Sep. 19 2023

Meet MGC Raleigh legal assistant Maggie Garcia-Schubert as we celebrate Hispanic Heritage Month.

“Hola, amigos! My name is Maggie Garcia-Schubert and I work in our Raleigh office. Since September is Hispanic Heritage Month, I would love to take this opportunity to tell you a little about myself and my birth country, Cuba, and what this month means to me.

My little island, Cuba, is just 90 miles south of the southernmost tip of the United States. It’s a Caribbean island with a strong Spanish background. It has a history about as long as that of the US, including some shared dark eras, such as slavery. However, it also has some wonderful history and traits. It was a world leader in sugar, rum and tobacco production, birthplace of salsa music and the mojito and was the third wealthiest country in the Western hemisphere, behind only the US and Canada.

Notice I said ‘was’ in those claims. Most Cubans see Cuba as two separate entities – the democratic and advanced country it was before Fidel Castro took power and the decimated land it has become since then (now one of the poorest in the world with some of the worst human rights violations).

I was born two years before the Castro revolution and two years after that, I was able to immigrate to the US.  My childhood, like most of my generation, was drastically interrupted by this revolution. For one thing, my parents, my sister and I had to abandon everything we held dear to us – families, homes, careers and country. My father and about 1,400 others took part in a US-backed invasion named the Bay of Pigs Invasion (they landed in a bay on the southern coast of Cuba by that name) in an attempt to liberate their country.  Unfortunately and for various reasons, the invasion failed and they were either killed in battle or captured and spent almost two years in horrific prison conditions. Once liberated by a deal made by the US government (and a brilliant lawyer named James Donovan), the prisoners were brought to the US where many joined the US military – my dad chose the Army, which makes me an Army brat.

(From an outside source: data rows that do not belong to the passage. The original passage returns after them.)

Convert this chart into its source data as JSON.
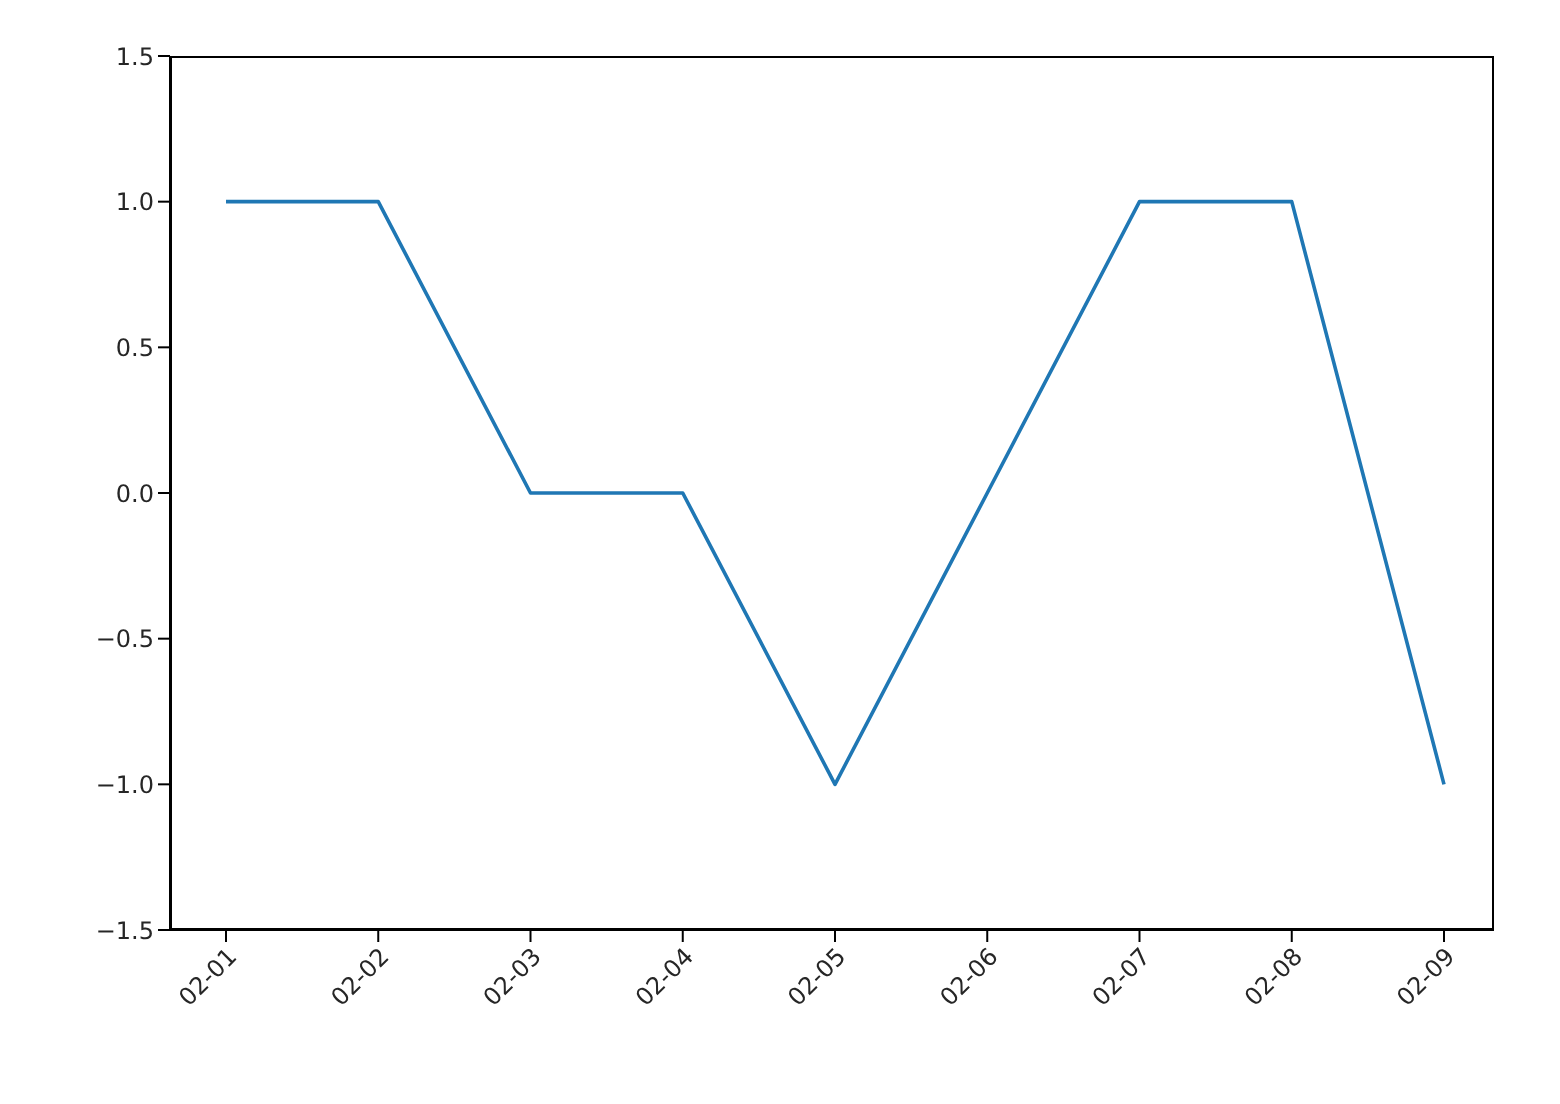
{
  "chart_data": {
    "type": "line",
    "categories": [
      "02-01",
      "02-02",
      "02-03",
      "02-04",
      "02-05",
      "02-06",
      "02-07",
      "02-08",
      "02-09"
    ],
    "series": [
      {
        "color": "#1f77b4",
        "values": [
          1,
          1,
          0,
          0,
          -1,
          0,
          1,
          1,
          -1
        ]
      }
    ],
    "ylim": [
      -1.5,
      1.5
    ],
    "yticks": [
      {
        "value": -1.5,
        "label": "−1.5"
      },
      {
        "value": -1,
        "label": "−1.0"
      },
      {
        "value": -0.5,
        "label": "−0.5"
      },
      {
        "value": 0,
        "label": "0.0"
      },
      {
        "value": 0.5,
        "label": "0.5"
      },
      {
        "value": 1,
        "label": "1.0"
      },
      {
        "value": 1.5,
        "label": "1.5"
      }
    ],
    "grid": false,
    "legend": false,
    "marker": "none",
    "line_style": "solid"
  }
}
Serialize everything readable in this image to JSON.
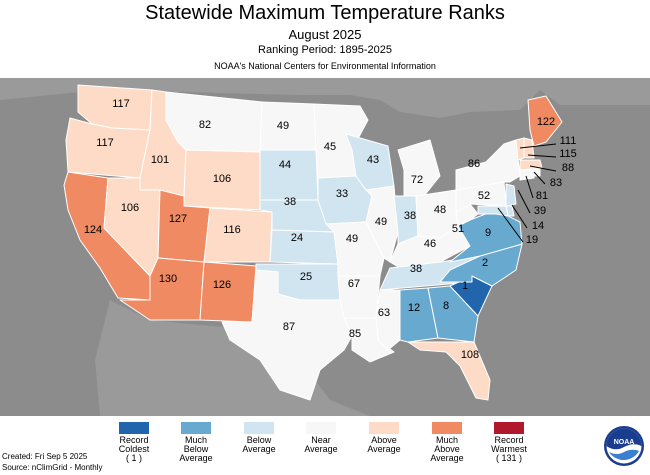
{
  "header": {
    "title": "Statewide Maximum Temperature Ranks",
    "subtitle": "August 2025",
    "period": "Ranking Period: 1895-2025",
    "agency": "NOAA's National Centers for Environmental Information"
  },
  "colors": {
    "record_coldest": "#2166ac",
    "much_below": "#67a9cf",
    "below": "#d1e5f0",
    "near": "#f7f7f7",
    "above": "#fddbc7",
    "much_above": "#ef8a62",
    "record_warmest": "#b2182b",
    "background": "#8c8c8c",
    "water": "#a9a9a9"
  },
  "legend": [
    {
      "line1": "Record",
      "line2": "Coldest",
      "line3": "( 1 )",
      "color": "#2166ac"
    },
    {
      "line1": "Much",
      "line2": "Below",
      "line3": "Average",
      "color": "#67a9cf"
    },
    {
      "line1": "Below",
      "line2": "Average",
      "line3": "",
      "color": "#d1e5f0"
    },
    {
      "line1": "Near",
      "line2": "Average",
      "line3": "",
      "color": "#f7f7f7"
    },
    {
      "line1": "Above",
      "line2": "Average",
      "line3": "",
      "color": "#fddbc7"
    },
    {
      "line1": "Much",
      "line2": "Above",
      "line3": "Average",
      "color": "#ef8a62"
    },
    {
      "line1": "Record",
      "line2": "Warmest",
      "line3": "( 131 )",
      "color": "#b2182b"
    }
  ],
  "states": {
    "WA": "117",
    "OR": "117",
    "CA": "124",
    "ID": "101",
    "NV": "106",
    "MT": "82",
    "WY": "106",
    "UT": "127",
    "AZ": "130",
    "CO": "116",
    "NM": "126",
    "ND": "49",
    "SD": "44",
    "NE": "38",
    "KS": "24",
    "OK": "25",
    "TX": "87",
    "MN": "45",
    "IA": "33",
    "MO": "49",
    "AR": "67",
    "LA": "85",
    "WI": "43",
    "IL": "49",
    "MI": "72",
    "IN": "38",
    "OH": "48",
    "KY": "46",
    "TN": "38",
    "MS": "63",
    "AL": "12",
    "GA": "8",
    "FL": "108",
    "SC": "1",
    "NC": "2",
    "VA": "9",
    "WV": "51",
    "PA": "52",
    "NY": "86",
    "ME": "122",
    "VT": "111",
    "NH": "115",
    "MA": "88",
    "RI": "83",
    "CT": "81",
    "NJ": "39",
    "DE": "14",
    "MD": "19"
  },
  "footer": {
    "created": "Created: Fri Sep  5 2025",
    "source": "Source: nClimGrid - Monthly"
  },
  "logo_text": "NOAA"
}
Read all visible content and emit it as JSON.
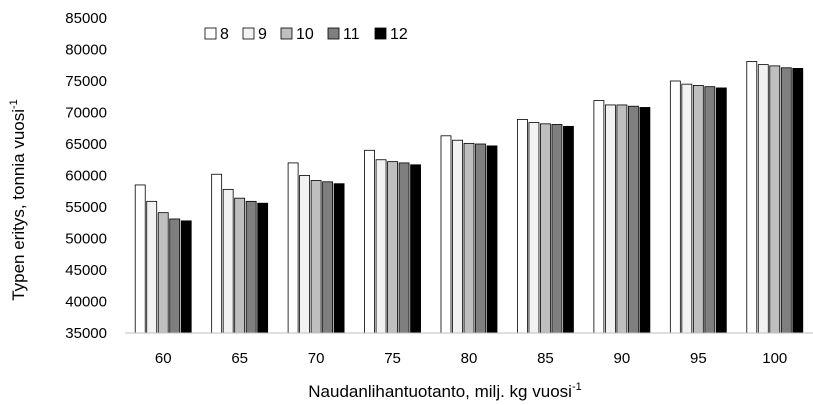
{
  "chart_data": {
    "type": "bar",
    "title": "",
    "xlabel": "Naudanlihantuotanto, milj. kg vuosi",
    "xlabel_superscript": "-1",
    "ylabel": "Typen eritys, tonnia vuosi",
    "ylabel_superscript": "-1",
    "ylim": [
      35000,
      85000
    ],
    "yticks": [
      35000,
      40000,
      45000,
      50000,
      55000,
      60000,
      65000,
      70000,
      75000,
      80000,
      85000
    ],
    "ytick_labels": [
      "35000",
      "40000",
      "45000",
      "50000",
      "55000",
      "60000",
      "65000",
      "70000",
      "75000",
      "80000",
      "85000"
    ],
    "grid": false,
    "legend_position": "top-left",
    "categories": [
      "60",
      "65",
      "70",
      "75",
      "80",
      "85",
      "90",
      "95",
      "100"
    ],
    "series": [
      {
        "name": "8",
        "color": "#ffffff",
        "values": [
          58500,
          60200,
          62000,
          64000,
          66300,
          68900,
          71900,
          75000,
          78100
        ]
      },
      {
        "name": "9",
        "color": "#f2f2f2",
        "values": [
          55900,
          57800,
          60000,
          62500,
          65600,
          68400,
          71200,
          74500,
          77600
        ]
      },
      {
        "name": "10",
        "color": "#bfbfbf",
        "values": [
          54100,
          56400,
          59200,
          62200,
          65100,
          68200,
          71200,
          74300,
          77400
        ]
      },
      {
        "name": "11",
        "color": "#7f7f7f",
        "values": [
          53100,
          55900,
          59000,
          62000,
          65000,
          68100,
          71000,
          74100,
          77100
        ]
      },
      {
        "name": "12",
        "color": "#000000",
        "values": [
          52800,
          55600,
          58700,
          61700,
          64700,
          67800,
          70800,
          73900,
          77000
        ]
      }
    ]
  }
}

I grew up with one foot entrenched in my parents’ world and the other solidly on American soil.  Our Thanksgiving meals consisted of roasted turkey, mashed potatoes and pumpkin pie alongside roasted pork, black beans and rice and flan. We celebrated Christmas with the traditional-to-us Christmas Eve feast where everyone you were related to or were friends with was welcomed and dinner started around 9 pm with salsa music, dancing and dominoes after that. And then on Christmas day, we had Santa Claus and the traditional American celebrations. We spoke both English and Spanish at home (I still revert to Spanish when I get really mad and recite nursery rhymes and lullabies to my grandchildren in Spanish).  We had monthly phone calls to family members back in Cuba who we never saw again.

Earlier this year I released a children’s book titled, The Story of Orqui and Starr, about our journey from Cuba to the US. If you’re interested in it, please visit my website: OrquiandStarr.com

I will always love my birth country, but feel incredibly blessed to have two countries I call mine.”